Herzlich wenig.
Die Schule ist schon lange offen
Dass die Krise die Schüler (ebenso wie Lehrer und, ja, auch Eltern) vor Herausforderungen stellte und stellt, das zieht niemand in Zweifel.
Vor allem während der ersten Lockdowns, in denen die Schulen tatsächlich geschlossen waren und der Fernunterricht mehr als holprig anlief, fielen viele Jugendliche in ein tiefes Loch. An die Wissensvermittlung via Videokonferenz musste man sich erst gewöhnen, die wichtige soziale Komponente des Schulbesuchs fehlte schmerzlich.
Der Blick auf das laufende Schuljahr zeigt aber: Die Bedingungen haben sich deutlich gebessert. Pauschal geschlossen waren die Schulen bereits seit Frühjahr 2021 nicht mehr. Nur falls Corona-Fälle in einer Klasse nachgewiesen werden, muss diese - und nur diese - kurzzeitig ins Homeschooling wechseln. Das ist mühsam, aber verkraftbar.
Achtsame Prüfer
Dass sich der Protest ausgerechnet gegen die mündliche Matura richtet, ist überdies in mehrerlei Hinsicht falsch.
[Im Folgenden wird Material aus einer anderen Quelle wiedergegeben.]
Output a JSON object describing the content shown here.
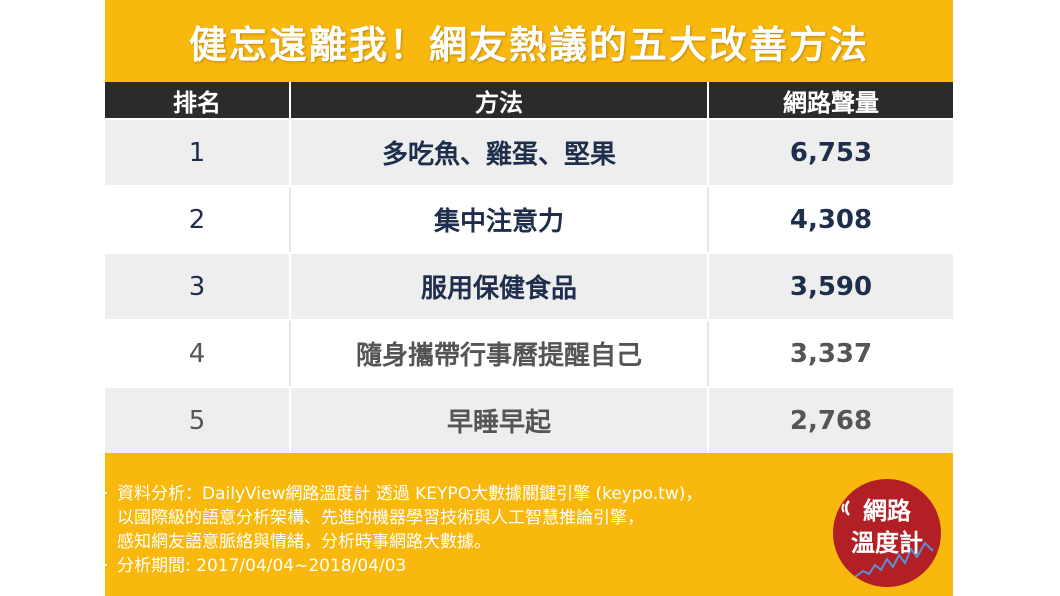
{
  "title": "健忘遠離我！網友熱議的五大改善方法",
  "table": {
    "headers": [
      "排名",
      "方法",
      "網路聲量"
    ],
    "rows": [
      {
        "rank": "1",
        "method": "多吃魚、雞蛋、堅果",
        "volume": "6,753"
      },
      {
        "rank": "2",
        "method": "集中注意力",
        "volume": "4,308"
      },
      {
        "rank": "3",
        "method": "服用保健食品",
        "volume": "3,590"
      },
      {
        "rank": "4",
        "method": "隨身攜帶行事曆提醒自己",
        "volume": "3,337"
      },
      {
        "rank": "5",
        "method": "早睡早起",
        "volume": "2,768"
      }
    ]
  },
  "footer": {
    "lines": [
      "資料分析：DailyView網路溫度計 透過 KEYPO大數據關鍵引擎 (keypo.tw)，",
      "以國際級的語意分析架構、先進的機器學習技術與人工智慧推論引擎，",
      "感知網友語意脈絡與情緒，分析時事網路大數據。",
      "分析期間: 2017/04/04~2018/04/03"
    ]
  },
  "logo": {
    "line1": "網路",
    "line2": "溫度計"
  },
  "colors": {
    "background": "#f8b80e",
    "header_bg": "#2b2b2b",
    "logo_red": "#b21f24",
    "text_navy": "#1e2e4c"
  }
}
Anders als der schriftliche Teil der Reifeprüfung wird der mündliche nicht zentral über das Bildungsministerium erstellt. Das heißt: Gerade bei der mündlichen Matura haben die Prüfer der jeweiligen Schule noch besser die Möglichkeit, individuell auf die Bedürfnisse ihrer Maturanten einzugehen.
Sie wissen, in welchen Wissensgebieten und Bereichen es in den jeweiligen Klassen pandemiebedingt Lücken gibt - und können die Prüfungsfragen dahingehend anpassen. Achtsame Lehrer werden das jedenfalls tun.
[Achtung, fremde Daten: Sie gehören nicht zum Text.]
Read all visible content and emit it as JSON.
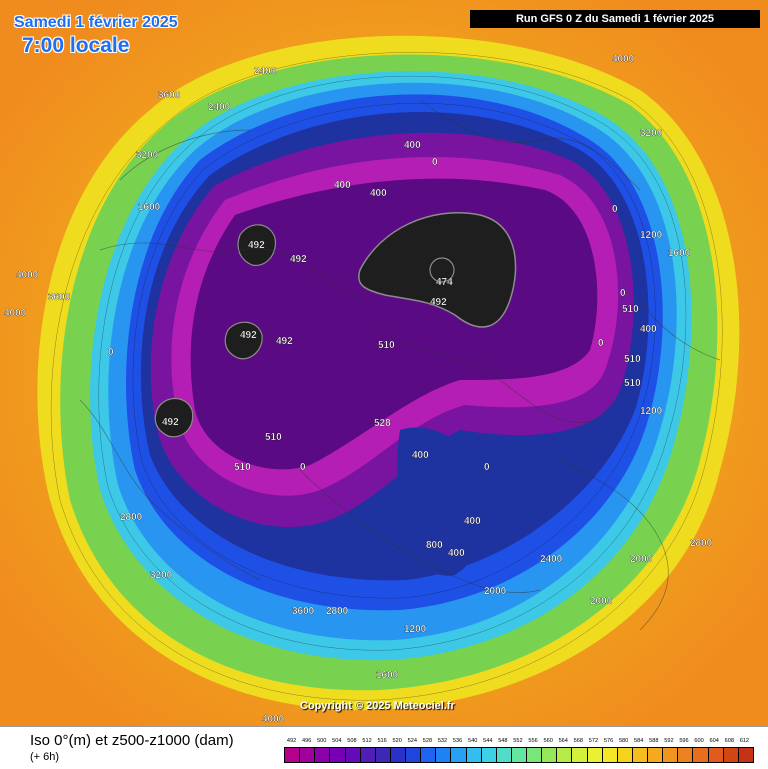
{
  "header": {
    "date": "Samedi 1 février 2025",
    "local_time": "7:00 locale",
    "run": "Run GFS 0 Z du Samedi 1 février 2025"
  },
  "copyright": "Copyright © 2025 Meteociel.fr",
  "footer": {
    "title": "Iso 0°(m) et z500-z1000 (dam)",
    "step": "(+ 6h)"
  },
  "colors": {
    "outer_orange": "#f08c1e",
    "yellow": "#f0dc1e",
    "green": "#78d250",
    "cyan": "#3cc8e6",
    "blue": "#1e50e6",
    "navy": "#1e32a0",
    "purple": "#7814a0",
    "magenta": "#b41eb4",
    "core_black": "#1e1e1e"
  },
  "legend": {
    "values": [
      "492",
      "496",
      "500",
      "504",
      "508",
      "512",
      "516",
      "520",
      "524",
      "528",
      "532",
      "536",
      "540",
      "544",
      "548",
      "552",
      "556",
      "560",
      "564",
      "568",
      "572",
      "576",
      "580",
      "584",
      "588",
      "592",
      "596",
      "600",
      "604",
      "608",
      "612"
    ],
    "colors": [
      "#b4008c",
      "#a0009b",
      "#8c00aa",
      "#7800b4",
      "#640ab9",
      "#501eb4",
      "#3c28b4",
      "#2832c8",
      "#1e46dc",
      "#1e64f0",
      "#1e82f5",
      "#28a0f5",
      "#32bef0",
      "#3cd2e6",
      "#50dcc8",
      "#64e6a0",
      "#78e678",
      "#96e65a",
      "#b4eb46",
      "#d2f03c",
      "#ebf032",
      "#f5e628",
      "#f5d21e",
      "#f5be1e",
      "#f5aa1e",
      "#f0961e",
      "#eb821e",
      "#e66e1e",
      "#e15a1e",
      "#d24614",
      "#c83214"
    ]
  },
  "map_labels": [
    {
      "text": "474"
    },
    {
      "text": "492"
    },
    {
      "text": "492"
    },
    {
      "text": "492"
    },
    {
      "text": "492"
    },
    {
      "text": "492"
    },
    {
      "text": "492"
    },
    {
      "text": "510"
    },
    {
      "text": "510"
    },
    {
      "text": "510"
    },
    {
      "text": "510"
    },
    {
      "text": "510"
    },
    {
      "text": "510"
    },
    {
      "text": "528"
    },
    {
      "text": "0"
    },
    {
      "text": "0"
    },
    {
      "text": "0"
    },
    {
      "text": "0"
    },
    {
      "text": "0"
    },
    {
      "text": "0"
    },
    {
      "text": "0"
    },
    {
      "text": "400"
    },
    {
      "text": "400"
    },
    {
      "text": "400"
    },
    {
      "text": "400"
    },
    {
      "text": "400"
    },
    {
      "text": "400"
    },
    {
      "text": "400"
    },
    {
      "text": "800"
    },
    {
      "text": "1200"
    },
    {
      "text": "1200"
    },
    {
      "text": "1200"
    },
    {
      "text": "1600"
    },
    {
      "text": "1600"
    },
    {
      "text": "1600"
    },
    {
      "text": "2000"
    },
    {
      "text": "2000"
    },
    {
      "text": "2000"
    },
    {
      "text": "2400"
    },
    {
      "text": "2400"
    },
    {
      "text": "2400"
    },
    {
      "text": "2800"
    },
    {
      "text": "2800"
    },
    {
      "text": "2800"
    },
    {
      "text": "3200"
    },
    {
      "text": "3200"
    },
    {
      "text": "3200"
    },
    {
      "text": "3600"
    },
    {
      "text": "3600"
    },
    {
      "text": "3600"
    },
    {
      "text": "4000"
    },
    {
      "text": "4000"
    },
    {
      "text": "4000"
    },
    {
      "text": "4000"
    }
  ]
}
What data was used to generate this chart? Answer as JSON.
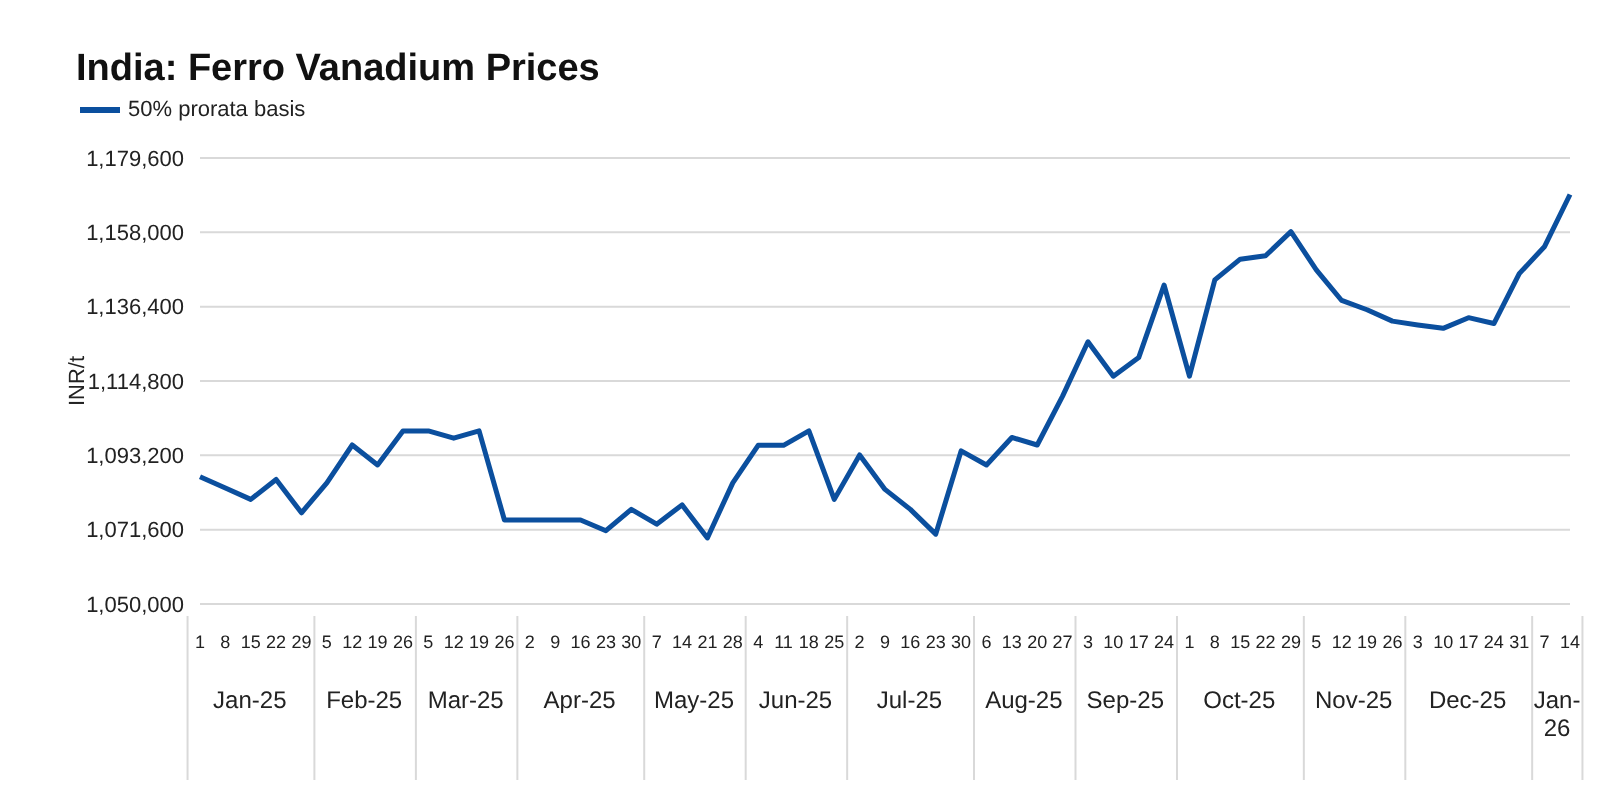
{
  "chart_data": {
    "type": "line",
    "title": "India: Ferro Vanadium Prices",
    "ylabel": "INR/t",
    "categories": [
      "1",
      "8",
      "15",
      "22",
      "29",
      "5",
      "12",
      "19",
      "26",
      "5",
      "12",
      "19",
      "26",
      "2",
      "9",
      "16",
      "23",
      "30",
      "7",
      "14",
      "21",
      "28",
      "4",
      "11",
      "18",
      "25",
      "2",
      "9",
      "16",
      "23",
      "30",
      "6",
      "13",
      "20",
      "27",
      "3",
      "10",
      "17",
      "24",
      "1",
      "8",
      "15",
      "22",
      "29",
      "5",
      "12",
      "19",
      "26",
      "3",
      "10",
      "17",
      "24",
      "31",
      "7",
      "14"
    ],
    "annotations": [
      "Jan-25",
      "Feb-25",
      "Mar-25",
      "Apr-25",
      "May-25",
      "Jun-25",
      "Jul-25",
      "Aug-25",
      "Sep-25",
      "Oct-25",
      "Nov-25",
      "Dec-25",
      "Jan-26"
    ],
    "series": [
      {
        "name": "50% prorata basis",
        "color": "#0b4f9e",
        "values": [
          1087000,
          1083700,
          1080400,
          1086200,
          1076500,
          1085200,
          1096200,
          1090400,
          1100300,
          1100300,
          1098200,
          1100300,
          1074400,
          1074400,
          1074400,
          1074400,
          1071300,
          1077500,
          1073200,
          1078800,
          1069200,
          1085200,
          1096100,
          1096100,
          1100300,
          1080400,
          1093300,
          1083300,
          1077500,
          1070300,
          1094500,
          1090400,
          1098400,
          1096200,
          1110400,
          1126200,
          1116200,
          1121600,
          1142700,
          1116200,
          1144200,
          1150200,
          1151200,
          1158200,
          1147100,
          1138200,
          1135500,
          1132200,
          1131100,
          1130100,
          1133200,
          1131500,
          1146000,
          1153900,
          1169000
        ]
      }
    ],
    "ylim": [
      1050000,
      1179600
    ],
    "yticks": [
      {
        "value": 1050000,
        "label": "1,050,000"
      },
      {
        "value": 1071600,
        "label": "1,071,600"
      },
      {
        "value": 1093200,
        "label": "1,093,200"
      },
      {
        "value": 1114800,
        "label": "1,114,800"
      },
      {
        "value": 1136400,
        "label": "1,136,400"
      },
      {
        "value": 1158000,
        "label": "1,158,000"
      },
      {
        "value": 1179600,
        "label": "1,179,600"
      }
    ],
    "grid": "y",
    "legend": "top left",
    "marker": "none",
    "line_style": "solid"
  }
}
Auch politisch ist das gedeckt: Bildungsminister Martin Polaschek (ÖVP) hat sowohl für die schriftliche als auch für die mündliche Reifeprüfung bereits "Erleichterungen" angekündigt.
Die wichtigste Prüfung
Zudem entgeht den jungen Menschen ohne mündliche Matura eine der vielleicht wichtigsten (schulischen) Erfahrungen ihres Lebens. Während das (Auswendig-)Lernen großer Stoffmengen für die schriftliche Reifeprüfung durchaus kritisch hinterfragt werden darf, geht es im mündlichen Teil um weit mehr.
Hier gilt es, Wissen und Inhalte verständlich vorzutragen und sich selbst zu präsentieren. Genau diese Kompetenz werden die Schülerinnen und Schüler später im Berufsleben wirklich benötigen.
Dass ein Teil der Demonstranten, die den türkisen Bildungsminister nun zum Rücktritt auffordern, hauptsächlich parteipolitische Interessen im Sinn hat, sei am Rande erwähnt. Die SPÖ-nahe AKS (Aktion kritischer SchülerInnen) versucht hier ungeniert, unter dem Deckmantel der Pandemie eine ideologische Bildungsdebatte zu betreiben. (Dass der stellvertretende SPÖ-Klubchef Jörg Leichtfried mitdemonstrierte, passt da gut ins Bild.)
Zurück zur Normalität
Am Ende spricht noch ein Argument für die Rückkehr zur verpflichtenden Matura: Wenn wir als Gesellschaft zurück zur Normalität wollen, müssen wir diesen Weg auch mutig beschreiten. Im Krisenmodus zu verharren, wird uns nicht weiterbringen.
Übrigens: All jene Maturanten aus dem Jahr 2020, die Nachteile auf dem Arbeitsmarkt befürchteten, können ganz beruhigt sein. Die wenigsten Arbeitgeber werfen überhaupt einen Blick auf das Maturazeugnis. Was beim Jobeinstieg oft viel mehr zählt, sind Interesse, Begeisterung und Leistungsbereitschaft. Auch darüber könnten die Demonstranten einmal nachdenken.